We cannot know his legendary head
with eyes like ripening fruit. And yet his torso
is still suffused with brilliance from inside
like a lamp, in which his gaze, now turned to low,

gleams in all its power. Otherwise
the curved breast could not dazzle you so, nor could
a smile run through the placid hips and thighs
to that dark center where procreation flared.
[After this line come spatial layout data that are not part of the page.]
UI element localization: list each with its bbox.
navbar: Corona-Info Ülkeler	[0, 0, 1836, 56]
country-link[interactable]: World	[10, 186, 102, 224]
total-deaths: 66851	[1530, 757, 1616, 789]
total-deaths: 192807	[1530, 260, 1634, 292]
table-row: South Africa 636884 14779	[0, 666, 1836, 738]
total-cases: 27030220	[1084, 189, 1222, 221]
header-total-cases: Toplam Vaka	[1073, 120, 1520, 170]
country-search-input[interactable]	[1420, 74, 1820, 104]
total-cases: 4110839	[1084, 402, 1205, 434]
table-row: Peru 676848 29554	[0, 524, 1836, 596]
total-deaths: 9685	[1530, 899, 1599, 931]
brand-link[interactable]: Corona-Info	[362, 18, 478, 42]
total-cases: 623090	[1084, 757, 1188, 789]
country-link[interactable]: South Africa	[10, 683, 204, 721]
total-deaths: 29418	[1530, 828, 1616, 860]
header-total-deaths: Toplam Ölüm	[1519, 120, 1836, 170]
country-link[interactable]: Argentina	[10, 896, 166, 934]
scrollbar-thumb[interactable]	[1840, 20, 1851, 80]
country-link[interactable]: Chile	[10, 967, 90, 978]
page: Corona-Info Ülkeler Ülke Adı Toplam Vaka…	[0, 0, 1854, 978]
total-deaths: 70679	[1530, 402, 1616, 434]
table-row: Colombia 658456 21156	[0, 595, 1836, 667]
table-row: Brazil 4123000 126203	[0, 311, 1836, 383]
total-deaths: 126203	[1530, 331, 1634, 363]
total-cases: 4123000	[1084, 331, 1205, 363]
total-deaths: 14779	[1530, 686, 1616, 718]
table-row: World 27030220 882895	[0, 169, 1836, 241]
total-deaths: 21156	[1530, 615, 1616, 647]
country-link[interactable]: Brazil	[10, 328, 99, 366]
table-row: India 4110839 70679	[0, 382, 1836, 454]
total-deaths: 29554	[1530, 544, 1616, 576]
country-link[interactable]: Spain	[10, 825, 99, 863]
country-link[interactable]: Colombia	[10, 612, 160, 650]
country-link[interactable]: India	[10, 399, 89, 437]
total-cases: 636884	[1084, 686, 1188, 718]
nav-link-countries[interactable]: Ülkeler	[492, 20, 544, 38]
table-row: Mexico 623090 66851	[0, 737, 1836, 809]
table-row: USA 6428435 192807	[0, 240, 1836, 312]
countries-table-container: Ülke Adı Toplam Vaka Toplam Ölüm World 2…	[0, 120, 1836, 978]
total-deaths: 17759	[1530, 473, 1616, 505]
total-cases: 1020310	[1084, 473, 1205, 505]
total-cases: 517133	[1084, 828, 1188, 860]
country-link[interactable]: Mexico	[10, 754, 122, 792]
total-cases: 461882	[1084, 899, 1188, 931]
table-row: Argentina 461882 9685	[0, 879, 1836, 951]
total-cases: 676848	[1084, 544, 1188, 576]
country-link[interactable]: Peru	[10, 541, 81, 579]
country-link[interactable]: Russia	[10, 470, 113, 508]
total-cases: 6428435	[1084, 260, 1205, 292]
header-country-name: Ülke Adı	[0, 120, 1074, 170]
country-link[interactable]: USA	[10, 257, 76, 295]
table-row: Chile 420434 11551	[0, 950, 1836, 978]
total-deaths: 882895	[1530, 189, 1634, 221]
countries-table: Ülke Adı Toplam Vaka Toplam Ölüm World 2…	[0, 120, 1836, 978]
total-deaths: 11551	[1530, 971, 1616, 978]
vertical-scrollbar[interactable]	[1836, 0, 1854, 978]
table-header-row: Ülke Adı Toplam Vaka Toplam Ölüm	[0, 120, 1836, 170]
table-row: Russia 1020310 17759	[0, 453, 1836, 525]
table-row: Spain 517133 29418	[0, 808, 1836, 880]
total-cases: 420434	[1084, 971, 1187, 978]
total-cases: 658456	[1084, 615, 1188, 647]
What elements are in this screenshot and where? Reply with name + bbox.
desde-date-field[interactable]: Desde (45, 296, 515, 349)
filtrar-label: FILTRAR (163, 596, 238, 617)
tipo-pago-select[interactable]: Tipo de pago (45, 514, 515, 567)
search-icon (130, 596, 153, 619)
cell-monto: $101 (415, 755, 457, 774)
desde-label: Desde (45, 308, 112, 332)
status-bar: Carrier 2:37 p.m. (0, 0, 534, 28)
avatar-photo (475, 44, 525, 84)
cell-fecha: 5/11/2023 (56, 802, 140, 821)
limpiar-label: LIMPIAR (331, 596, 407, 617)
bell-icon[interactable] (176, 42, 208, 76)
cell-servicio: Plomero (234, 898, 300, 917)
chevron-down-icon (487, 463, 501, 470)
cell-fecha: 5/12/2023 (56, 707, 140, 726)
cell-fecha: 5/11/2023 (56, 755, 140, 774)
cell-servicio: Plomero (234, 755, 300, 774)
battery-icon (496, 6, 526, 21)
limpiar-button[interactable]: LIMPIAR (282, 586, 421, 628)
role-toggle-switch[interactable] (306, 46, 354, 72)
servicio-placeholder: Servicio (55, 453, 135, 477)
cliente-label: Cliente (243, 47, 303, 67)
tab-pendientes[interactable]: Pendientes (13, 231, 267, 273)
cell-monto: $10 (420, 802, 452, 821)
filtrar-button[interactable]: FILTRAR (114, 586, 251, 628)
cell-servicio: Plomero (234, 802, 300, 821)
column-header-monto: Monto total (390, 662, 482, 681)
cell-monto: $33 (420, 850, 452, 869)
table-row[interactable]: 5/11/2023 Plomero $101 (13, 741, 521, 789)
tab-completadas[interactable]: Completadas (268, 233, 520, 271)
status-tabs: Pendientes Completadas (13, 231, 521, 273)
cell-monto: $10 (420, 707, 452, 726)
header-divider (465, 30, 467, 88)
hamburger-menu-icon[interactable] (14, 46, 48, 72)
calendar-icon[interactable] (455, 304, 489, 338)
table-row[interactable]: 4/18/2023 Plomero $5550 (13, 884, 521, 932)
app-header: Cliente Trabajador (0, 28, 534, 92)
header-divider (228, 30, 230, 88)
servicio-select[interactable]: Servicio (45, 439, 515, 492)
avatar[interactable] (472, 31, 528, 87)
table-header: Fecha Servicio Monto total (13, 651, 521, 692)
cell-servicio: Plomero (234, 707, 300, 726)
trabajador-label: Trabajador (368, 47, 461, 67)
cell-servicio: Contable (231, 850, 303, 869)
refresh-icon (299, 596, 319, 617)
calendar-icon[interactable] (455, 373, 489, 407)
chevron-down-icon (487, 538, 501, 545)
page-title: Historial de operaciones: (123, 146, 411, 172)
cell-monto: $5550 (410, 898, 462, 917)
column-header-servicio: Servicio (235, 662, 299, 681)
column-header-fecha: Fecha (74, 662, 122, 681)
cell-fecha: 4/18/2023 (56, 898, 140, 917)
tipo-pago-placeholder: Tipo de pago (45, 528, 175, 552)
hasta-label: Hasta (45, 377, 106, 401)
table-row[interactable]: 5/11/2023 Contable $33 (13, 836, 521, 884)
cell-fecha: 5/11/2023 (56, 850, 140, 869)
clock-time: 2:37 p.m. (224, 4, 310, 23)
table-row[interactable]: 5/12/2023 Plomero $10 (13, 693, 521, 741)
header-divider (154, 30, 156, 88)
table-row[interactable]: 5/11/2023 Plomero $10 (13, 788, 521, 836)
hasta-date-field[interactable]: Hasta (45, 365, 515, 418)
Otherwise this stone would seem defaced
beneath the translucent cascade of the shoulders
and would not glisten like a wild beast's fur:

would not, from all the borders of itself,
burst like a star: for here there is no place
that does not see you. You must change your life.

Buddha in Glory

Center of all centers, core of cores,
almond, that closes tightly in and sweetens,--
this entire world out to all the stars
is your fruit-flesh: we greet you.

Look, you feel how nothing any longer
clings to you; your husk is in infinity,
and there the strong juice stands and crowds.
And from outside a radiance assists it,

for high above, your suns in full splendor
have wheeled blazingly around.
Yet already there's begun inside you
what lasts beyond the suns.

The Lute

I am the lute. If you wish to describe
my body, with its beautiful arching stripes:
speak of me as you would of a ripe
full-bodied fig. Exaggerate.

the darkness that you see in me. It was
Tullia's darkness. In her most private place
there wasn't so much, and her bright hair
was like a light-filled hall. Sometimes

she took some sound from my surface
into her face and sang while I played.
Then I tensed myself against her yielding,
until at last my inmost self was in her.

Faces

Have I said it before? I am learning to see. Yes, I am beginning. It's still going badly. But I intend to make the most of my time.

For example, it never occurred to me before how many faces there are. There are multitudes of people, but there are so many more faces, because each person has several of them. There are people who wear the same face for years; naturally it wears out, gets dirty, splits at the seams, stretches like gloves worn during a long journey. They are thrifty, uncomplicated people; they never change it, never even have it cleaned. It's good enough, they say, and who can convince them of the contrary? Of course, since they have several faces, you might wonder what they do with the other ones. They keep them in storage. Their children wear them. But sometimes it also happens that their dogs go out wearing them. And why not? A face is a face.

Other people change faces incredibly fast, put on one after another, and wear them out. At first, they think they have an unlimited supply; but when they are barely forty years old they come to their last one. There is, to be sure, something tragic about this. They are not accustomed to taking care of faces; their last one is worn through in a week, has holes in it, is in many places as thin as paper, and then, little by little, the lining shows through, the non-face, and they walk around with that on.

But the woman, the woman: she had completely fallen into herself, forward into her hands. It was on the corner of rue Notre-Dame-des-Champs. I began to walk quietly as soon as I saw her. When poor people are thinking, they shouldn't be disturbed. Perhaps their idea will still occur to them.

The street was too empty; its emptiness had gotten bored and pulled my steps out from under my feet and clattered around in them, all over the street, as if they were wooden clogs. The woman sat up, frightened, she pulled out of herself, too quickly, to violently, so that her face was left in her two hands. I could see it lying there: its hollow form. It cost me an indescribable effort to stay with those two hands, not to look at what had been torn out of them. I shuddered to see a face from the inside, but I was much more afraid of that bare flayed head waiting there, faceless.